- National Association of Insurance Commissioners (NAIC) Surplus Lines Requirements Subgroup to Research Potential System for Brokers to Determine Insurer Eligiblity in Specific Jurisdictions
- March 12, 2013
- Law Firm: Colodny Fass Talenfeld Karlinsky Abate Webb P.A. - Fort Lauderdale Office
The Surplus Lines Requirements Subgroup ("Subgroup") of the National Association of Insurance Commissioners ("NAIC") Surplus Lines Task Force held a March 7, 2013 teleconference during which it was resolved that NAIC staff members would research the feasibility of creating a grid or other mechanism similar to the NAIC's International Insurers Department ("IID") listing that would allow brokers to query an insurer's eligibility in specific jurisdictions.
The Subgroup was formed to develop recommendations for states regarding uniform nonadmitted insurer eligibility requirements. The requirement for uniform standards is mandated by the Nonadmitted and Reinsurance Reform Act of 2010 ("NRRA")
Opening the meeting, Subgroup Chair Cindy Donovan of Indiana indicated her desire to present recommendations to the Surplus Lines Task Force at the NAIC Spring Meeting scheduled for April 6 -9 in Houston, Texas.
Pamela Young, Associate General Counsel and Director Surplus/Specialty Lines & Producer Relations for the American Insurance Association ("AIA"), provided an overview of the joint comments of the AIA and Property Casualty Insurers Association of America ("PCIAA") which include basic guidelines and a suggested process.
The basic guidelines include:
- A state's authority to impose eligibility criteria exists when that state is the home state of the insured.
- The criteria that may be required to determine the eligibility of a foreign surplus lines insurer are: (i) minimum capital and surplus and (ii) the authority of that nonadmitted insurer to write the business in its state of domicile.
- Trust funds and/or other deposits cannot be required as a condition of eligibility.
- Business Written Reports, Premium Tax Reports or similar requests for information by a state can no longer be required as part of the package that an insurer must file on an annual basis to retain its status as an eligible insurer.
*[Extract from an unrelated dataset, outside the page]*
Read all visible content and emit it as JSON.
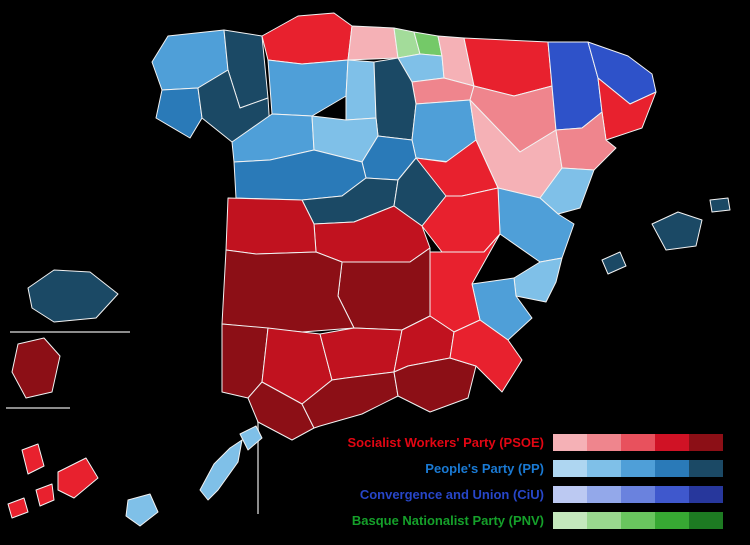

- Alternative listings requiring additional criteria, even voluntary submissions, should not co-exist with the eligibility mandates of Section 524 of the NRRA.
- To ensure a comprehensive compliance with the NRRA, a state must make every effort to review its laws and regulations and make the necessary deletions and/or amendments to ensure complete compliance with Section 524 of the NRRA.
The recommended process suggested that states should use resources already in place to access information necessary to confirm that an insurer meets the requisite minimum and surplus and has the authority to write the target lines of business in its state of domicile. This would include the use of the NAIC's I-Site (Internet-State Interface Technology Enhancement), a tool available only to regulators containing substantial financial information about insurers. Uniform implementation of the guidelines and process would allow states to confirm insurer eligibility and ensure compliance with state and federal law.
In response to Ms. Young's remarks, a regulator from California on the call commented that California maintains a voluntary eligibility list of insurers that provide more information than is required by the NRRA. He indicated that insurers not on the voluntary list could still write if they were in compliance, but the surplus lines broker must ensure that compliance.
The California regulator also believed that the NRRA and the applicable provisions of the NAIC Non-Admitted Insurers Model Act authorize states to establish their own minimum and capital and surplus requirements for surplus lines insurers. This was agreed to by a regulator on the call from New York.
There was further discussion regarding the use of I-Site by regulators in determining insurer eligibility and it was pointed out that such a site would not be available to surplus lines brokers burdened with the obligation to ensure an insurer is eligible.
The Chair then asked NAIC staff to research the feasibility of creating a grid or similar mechanism; similar to the NAIC's IID listing that would allow brokers to query an insurer's eligibility in specific jurisdictions.
The next Subgroup conference call was scheduled for 2:00 p.m. ET, March 21, 2013, to continue the discussion. The meeting was then adjourned.